Senses vs Eventide
Senses is a Jotun color while Eventide comes from Sherwin-Williams. Senses reads as beige-greige, while Eventide reads as blue-green — two distinct hue families, not close cousins. With LRVs of 41 and 41, they'll behave almost identically in terms of how much light they reflect back into a room. The tonal difference — Senses's warm character against Eventide's neutral — becomes most visible against white trim or in morning light. At ΔE 16.0, these are genuinely distinct colors — a strong contrast if used together, or a meaningful choice between two different directions. Below you'll find 4 real-room photo comparisons where both colors appear side by side, plus 5 simulated room previews.
Senses vs Eventide in Real Spaces
4 real rooms side by side. Seeing Senses and Eventide in actual rooms makes the difference concrete; browse the spaces below to get a feel for how each color lives on a wall.
Living Room
Living rooms test a color across a full range of conditions — morning sun, afternoon shade, and evening lamp light all shift how both of these read. Eventide reads more restrained here, while Senses adds a sense of enclosure and warmth.
Bedroom
Bedroom walls are often seen under warm artificial light, a context that shifts both colors from how they look on a chip. The temperature contrast between Senses and Eventide is what sets these apart most in this context.
Dining Room
Dining room light is typically the warmest in the house, which shifts both colors toward the red end of the spectrum compared to daylight. Senses brings more warmth to the space, while Eventide keeps things cooler and crisper.
Color Details
Senses vs Eventide Simulated Comparison
5 simulated room previews — drag the slider on each to see Senses on one side and Eventide on the other.
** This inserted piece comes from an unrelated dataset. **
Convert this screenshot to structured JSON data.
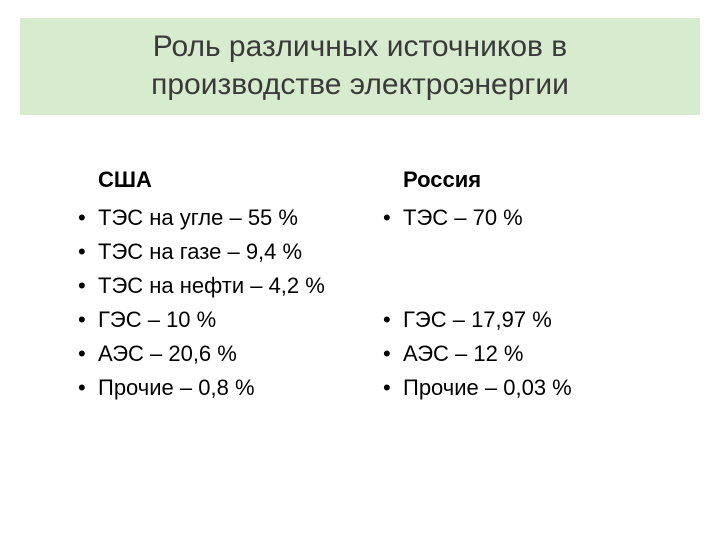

Digital color is approximate. These simulations are generated from the manufacturer's hex values and overlaid on grayscale room photos — your screen's calibration, brightness, and viewing angle all affect how they render. Before committing to either color, test physical samples in your own space under the light you actually live with.
More Senses comparisons
See how Senses stacks up against other well-photographed colors across different brands and tones.